WASHINGTON — VA might have underestimated the physical infrastructure costs related to its electronic health record modernization effort by billions, according to a VA Inspector General report analyzing the project costs.
The inspectors also found that VA’s Office of Electronic Health Record Modernization (OEHRM) did not include critical physical infrastructure upgrade costs in the program’s cost estimate reported to Congress. The revelation has angered legislators and left them wondering what other hidden costs the project holds.
When VA awarded the EHRM contract to Cerner in May 2018, it reported a total life cycle cost estimate (LCCE) of $16 billion. Three years into the endeavor, that estimate has remained unchanged.
In February 2020, however, VA revealed that billions in additional funding would be necessary to provide physical upgrades to things such as electrics and cabling, as well as heating, cooling and ventilation. This funding, VA said, was separate and distinct from the $16 billion LCCE.
As detailed in their report, IG investigators disagreed. Physical infrastructure upgrades—without which the EHRM program could not be implemented—should have been included in the estimate reported to Congress, they declared. By not doing so, VA presented legislators with an unclear picture of the program’s total cost.

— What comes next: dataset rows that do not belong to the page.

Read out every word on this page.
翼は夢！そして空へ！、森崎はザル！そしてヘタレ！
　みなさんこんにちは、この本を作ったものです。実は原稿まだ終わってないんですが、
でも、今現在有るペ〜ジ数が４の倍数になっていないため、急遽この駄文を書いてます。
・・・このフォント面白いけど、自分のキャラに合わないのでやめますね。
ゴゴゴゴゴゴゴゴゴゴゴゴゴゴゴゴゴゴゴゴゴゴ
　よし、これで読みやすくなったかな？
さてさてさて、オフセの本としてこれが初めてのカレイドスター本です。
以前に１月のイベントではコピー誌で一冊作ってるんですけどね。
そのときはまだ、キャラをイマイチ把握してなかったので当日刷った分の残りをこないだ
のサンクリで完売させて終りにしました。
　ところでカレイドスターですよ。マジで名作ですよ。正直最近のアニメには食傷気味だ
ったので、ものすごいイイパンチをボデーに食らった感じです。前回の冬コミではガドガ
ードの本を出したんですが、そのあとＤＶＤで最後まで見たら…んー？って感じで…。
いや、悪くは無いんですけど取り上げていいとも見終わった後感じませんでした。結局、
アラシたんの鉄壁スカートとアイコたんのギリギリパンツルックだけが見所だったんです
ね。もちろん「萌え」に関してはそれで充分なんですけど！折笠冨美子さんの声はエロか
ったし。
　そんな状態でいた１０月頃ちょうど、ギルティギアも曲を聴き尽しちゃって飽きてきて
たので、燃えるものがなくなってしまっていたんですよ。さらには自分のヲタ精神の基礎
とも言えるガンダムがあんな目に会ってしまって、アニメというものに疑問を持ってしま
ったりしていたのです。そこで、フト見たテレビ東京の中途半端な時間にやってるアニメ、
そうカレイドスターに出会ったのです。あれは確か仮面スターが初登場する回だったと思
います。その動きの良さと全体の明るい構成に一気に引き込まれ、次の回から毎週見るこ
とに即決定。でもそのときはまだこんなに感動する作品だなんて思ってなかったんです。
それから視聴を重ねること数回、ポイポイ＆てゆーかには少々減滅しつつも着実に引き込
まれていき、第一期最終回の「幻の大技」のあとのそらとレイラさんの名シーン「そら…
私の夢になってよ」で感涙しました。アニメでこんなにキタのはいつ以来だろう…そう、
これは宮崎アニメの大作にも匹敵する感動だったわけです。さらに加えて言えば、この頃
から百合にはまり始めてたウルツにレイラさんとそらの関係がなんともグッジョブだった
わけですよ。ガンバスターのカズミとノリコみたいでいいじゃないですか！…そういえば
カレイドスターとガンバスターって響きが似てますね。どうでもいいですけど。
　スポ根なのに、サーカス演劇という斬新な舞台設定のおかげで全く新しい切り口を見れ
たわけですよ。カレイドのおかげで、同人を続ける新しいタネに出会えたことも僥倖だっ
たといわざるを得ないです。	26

As for why VA did not include the physical infrastructure costs in its $16 billion LCCE, according to the IG report, OEHRM officials did not consider physical infrastructure upgrades to be their responsibility.

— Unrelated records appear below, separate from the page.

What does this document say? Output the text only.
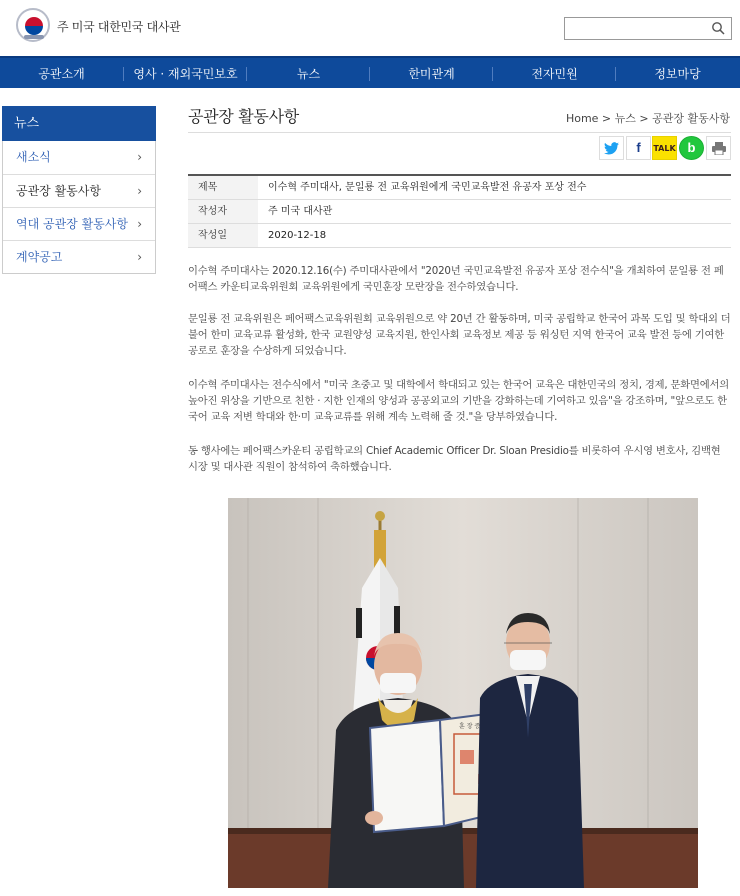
주 미국 대한민국 대사관
공관소개	영사 · 재외국민보호	뉴스	한미관계	전자민원	정보마당
뉴스
새소식	›
공관장 활동사항	›
역대 공관장 활동사항 ›
계약공고	›
공관장 활동사항	Home > 뉴스 > 공관장 활동사항
f	TALK b
제목	이수혁 주미대사, 문일룡 전 교육위원에게 국민교육발전 유공자 포상 전수
작성자	주 미국 대사관
작성일	2020-12-18

이수혁 주미대사는 2020.12.16(수) 주미대사관에서 "2020년 국민교육발전 유공자 포상 전수식"을 개최하여 문일룡 전 페어팩스 카운티교육위원회 교육위원에게 국민훈장 모란장을 전수하였습니다.

문일룡 전 교육위원은 페어팩스교육위원회 교육위원으로 약 20년 간 활동하며, 미국 공립학교 한국어 과목 도입 및 학대외 더불어 한미 교육교류 활성화, 한국 교원양성 교육지원, 한인사회 교육정보 제공 등 워싱턴 지역 한국어 교육 발전 등에 기여한 공로로 훈장을 수상하게 되었습니다.

이수혁 주미대사는 전수식에서 "미국 초중고 및 대학에서 학대되고 있는 한국어 교육은 대한민국의 정치, 경제, 문화면에서의 높아진 위상을 기반으로 친한 · 지한 인재의 양성과 공공외교의 기반을 강화하는데 기여하고 있음"을 강조하며, "앞으로도 한국어 교육 저변 학대와 한·미 교육교류를 위해 계속 노력해 줄 것."을 당부하였습니다.

동 행사에는 페어팩스카운티 공립학교의 Chief Academic Officer Dr. Sloan Presidio를 비롯하여 우시영 변호사, 김백현 시장 및 대사관 직원이 참석하여 축하했습니다.

훈 장 증
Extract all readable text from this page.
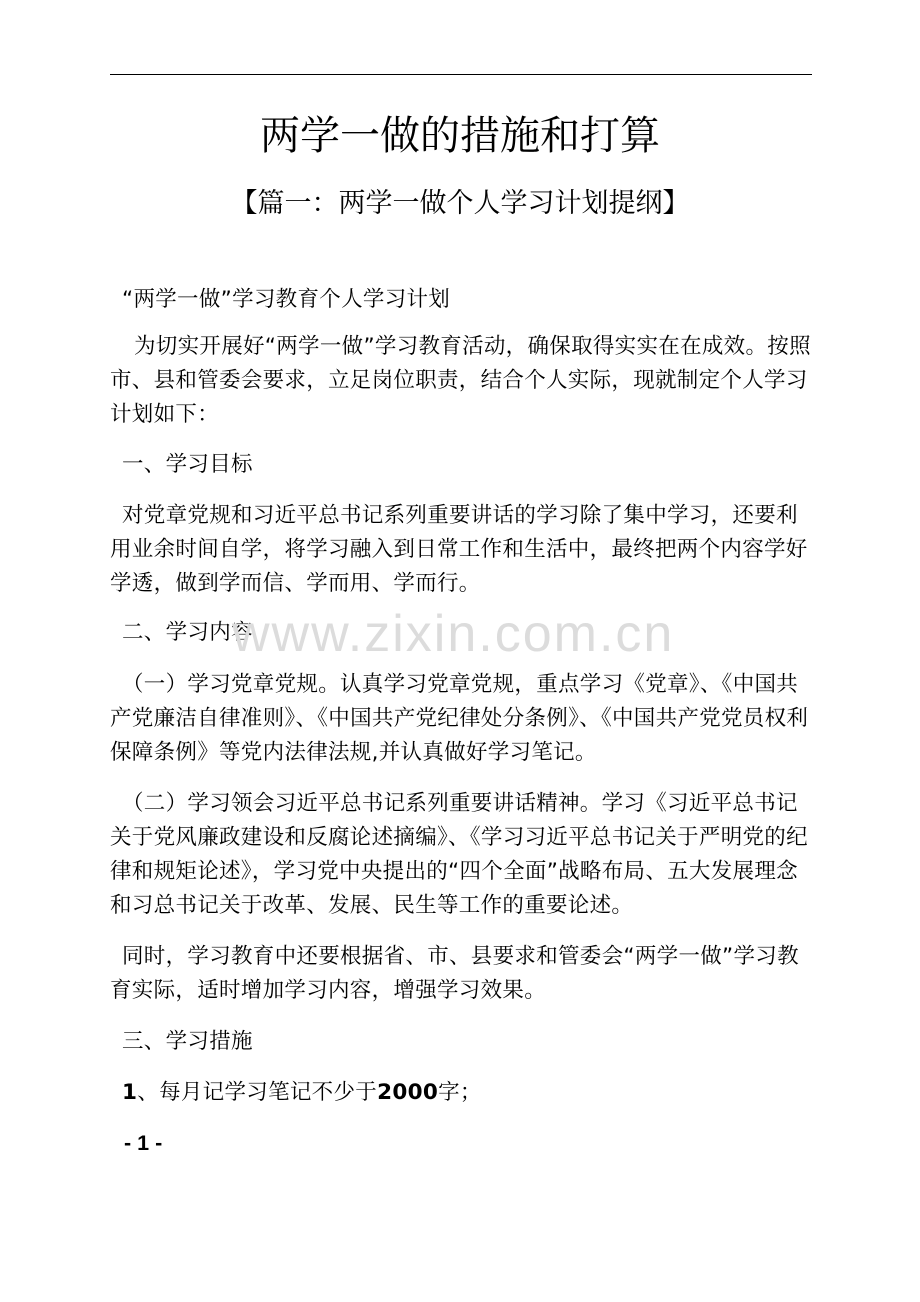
两学一做的措施和打算
【篇一：两学一做个人学习计划提纲】
“两学一做”学习教育个人学习计划
为切实开展好“两学一做”学习教育活动，确保取得实实在在成效。按照市、县和管委会要求，立足岗位职责，结合个人实际，现就制定个人学习计划如下：
一、学习目标
对党章党规和习近平总书记系列重要讲话的学习除了集中学习，还要利用业余时间自学，将学习融入到日常工作和生活中，最终把两个内容学好学透，做到学而信、学而用、学而行。
二、学习内容
（一）学习党章党规。认真学习党章党规，重点学习《党章》、《中国共产党廉洁自律准则》、《中国共产党纪律处分条例》、《中国共产党党员权利保障条例》等党内法律法规,并认真做好学习笔记。
（二）学习领会习近平总书记系列重要讲话精神。学习《习近平总书记关于党风廉政建设和反腐论述摘编》、《学习习近平总书记关于严明党的纪律和规矩论述》，学习党中央提出的“四个全面”战略布局、五大发展理念和习总书记关于改革、发展、民生等工作的重要论述。
同时，学习教育中还要根据省、市、县要求和管委会“两学一做”学习教育实际，适时增加学习内容，增强学习效果。
三、学习措施
1、每月记学习笔记不少于2000字；
www.zixin.com.cn
- 1 -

“In fact, the only infrastructure costs the life cycle cost estimate included were related to information technology infrastructure,” the report states. “OEHRM officials stated that physical infrastructure upgrades were the responsibility of VHA. Accordingly, OEHRM stated it did not disclose these to Congress … because funding and completion of these upgrades were outside OEHRM’s responsibility and because these upgrades within VHA facilities had been long-standing.”

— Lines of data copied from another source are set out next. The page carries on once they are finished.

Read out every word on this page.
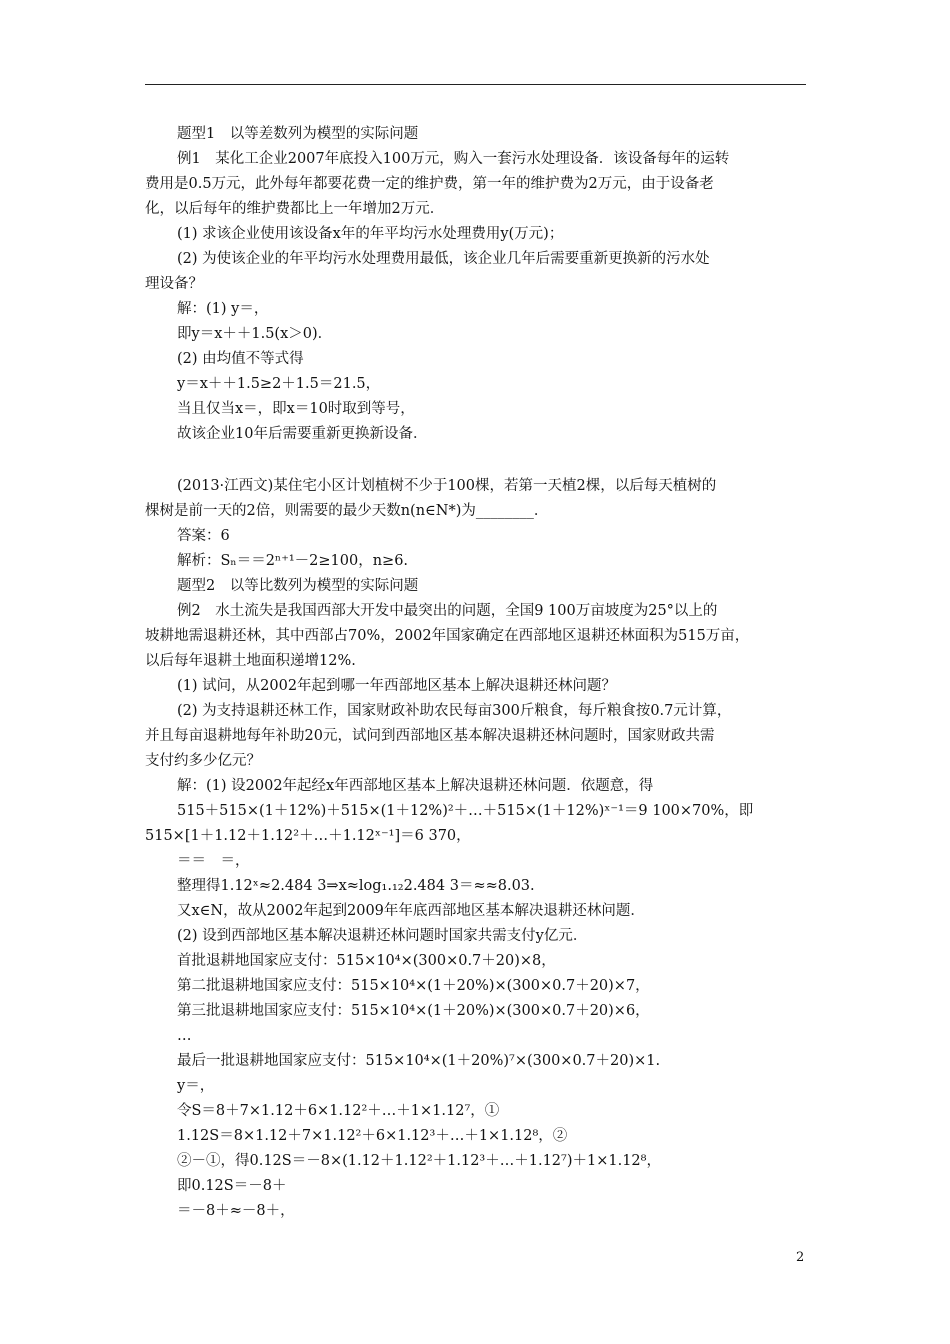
题型1　以等差数列为模型的实际问题
例1　某化工企业2007年底投入100万元，购入一套污水处理设备．该设备每年的运转
费用是0.5万元，此外每年都要花费一定的维护费，第一年的维护费为2万元，由于设备老
化，以后每年的维护费都比上一年增加2万元．
(1) 求该企业使用该设备x年的年平均污水处理费用y(万元)；
(2) 为使该企业的年平均污水处理费用最低，该企业几年后需要重新更换新的污水处
理设备？
解：(1) y＝，
即y＝x＋＋1.5(x＞0)．
(2) 由均值不等式得
y＝x＋＋1.5≥2＋1.5＝21.5，
当且仅当x＝，即x＝10时取到等号，
故该企业10年后需要重新更换新设备．
(2013·江西文)某住宅小区计划植树不少于100棵，若第一天植2棵，以后每天植树的
棵树是前一天的2倍，则需要的最少天数n(n∈N*)为________．
答案：6
解析：Sₙ＝＝2ⁿ⁺¹－2≥100，n≥6.
题型2　以等比数列为模型的实际问题
例2　水土流失是我国西部大开发中最突出的问题，全国9 100万亩坡度为25°以上的
坡耕地需退耕还林，其中西部占70%，2002年国家确定在西部地区退耕还林面积为515万亩，
以后每年退耕土地面积递增12%.
(1) 试问，从2002年起到哪一年西部地区基本上解决退耕还林问题？
(2) 为支持退耕还林工作，国家财政补助农民每亩300斤粮食，每斤粮食按0.7元计算，
并且每亩退耕地每年补助20元，试问到西部地区基本解决退耕还林问题时，国家财政共需
支付约多少亿元？
解：(1) 设2002年起经x年西部地区基本上解决退耕还林问题．依题意，得
515＋515×(1＋12%)＋515×(1＋12%)²＋…＋515×(1＋12%)ˣ⁻¹＝9 100×70%，即
515×[1＋1.12＋1.12²＋…＋1.12ˣ⁻¹]＝6 370，
＝＝　＝，
整理得1.12ˣ≈2.484 3⇒x≈log₁.₁₂2.484 3＝≈≈8.03.
又x∈N，故从2002年起到2009年年底西部地区基本解决退耕还林问题．
(2) 设到西部地区基本解决退耕还林问题时国家共需支付y亿元．
首批退耕地国家应支付：515×10⁴×(300×0.7＋20)×8，
第二批退耕地国家应支付：515×10⁴×(1＋20%)×(300×0.7＋20)×7，
第三批退耕地国家应支付：515×10⁴×(1＋20%)×(300×0.7＋20)×6，
…
最后一批退耕地国家应支付：515×10⁴×(1＋20%)⁷×(300×0.7＋20)×1.
y＝，
令S＝8＋7×1.12＋6×1.12²＋…＋1×1.12⁷，①
1.12S＝8×1.12＋7×1.12²＋6×1.12³＋…＋1×1.12⁸，②
②－①，得0.12S＝－8×(1.12＋1.12²＋1.12³＋…＋1.12⁷)＋1×1.12⁸，
即0.12S＝－8＋
＝－8＋≈－8＋，
2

The report’s authors concede that long-standing deferred maintenance has likely contributed to the need for physical infrastructure upgrades. Yet, the inspectors found that these upgrades are necessary for the successful implementation of the new system and that the associated costs should have been disclosed to Congress before the contract with Cerner was signed.
As of January 2021, VA has provided Congress with eight mandated quarterly reports on the project’s costs. The physical upgrade costs were omitted from all of them.
“This left the program’s publicly reported LCCE significantly understated, leaving VA, the veteran community, and the congressional oversight committee without a comprehensive picture of total program costs,” investigators declared.
Estimates Vary Wildly
Just how much these upgrades will add to the $16 billion total is unknown. Over the past three years, VA’s estimates have varied wildly. In June 2019, a VA estimate put the cost of physical upgrades at around $2.6 billion. A second estimate that arrived in November 2019 put the cost at only $1.1 billion. A draft estimate created in June 2020 and has yet to be finalized raised the cost to $3.1 billion.
The extreme variations in the estimates suggested to IG investigators that the estimates, and perhaps VA’s methods, were unreliable.
In examining the first two estimates, IG investigators discovered a number of project-related costs had been mistakenly omitted. They also found that VA did not provide critical documentation supporting how the department came up with those final figures.
For example, both of the 2019 estimates included $458 million in fiber optic cabling costs—a figure that VA officials said came from estimates for the Seattle and American Lake VA Medical Centers. But VA staff were unable to show the process by which they reached that amount.
According to the report, the June 2020 estimate putting the cost at $3.1 billion is likely closest and is in line with the IG’s low-end projections.
One of the reasons for the variance in estimates is that the department did not begin to even consider the project’s nationwide physical infrastructure needs until after the contract with Cerner was signed in May 2018.
“VHA staff stated that they were not made aware that physical infrastructure upgrades were needed to support the system until November 2018 when they were notified by engineers at the Seattle VA Medical Center,” the report states.
This revelation came five months after VA had verbally informed Congress of the $16 billion estimated cost of the program.
It was not until September 2019 that VA created the group of subject-matter experts responsible for identifying physical infrastructure deficiencies related to the EHRM program, and a leader for the group was not hired until March 2020. The report notes that this timeline means that the group was not really in place until after the two 2019 estimates and that their input might be why the June 2020 estimate of $3.1 billion is so much higher.
Testifying before the House VA Committee, Bret Simms, director of VA’s Office of Asset and Enterprise Management was asked, if the VA had yet to do a thorough review of facilities to determine what infrastructure deficiencies actually existed. His answer was that the department has not.
“Some of the cost estimates for the physical infrastructure component related to OEHRM were done off of a ballpark figure initially, and, while it was refined, it wasn’t necessarily done via assessment to get more specific and reliable costs,” Simms said. “It’s pretty clear in this case that we’ve got some work to do.”
Simms would not say when he expected a reliable estimate to be available.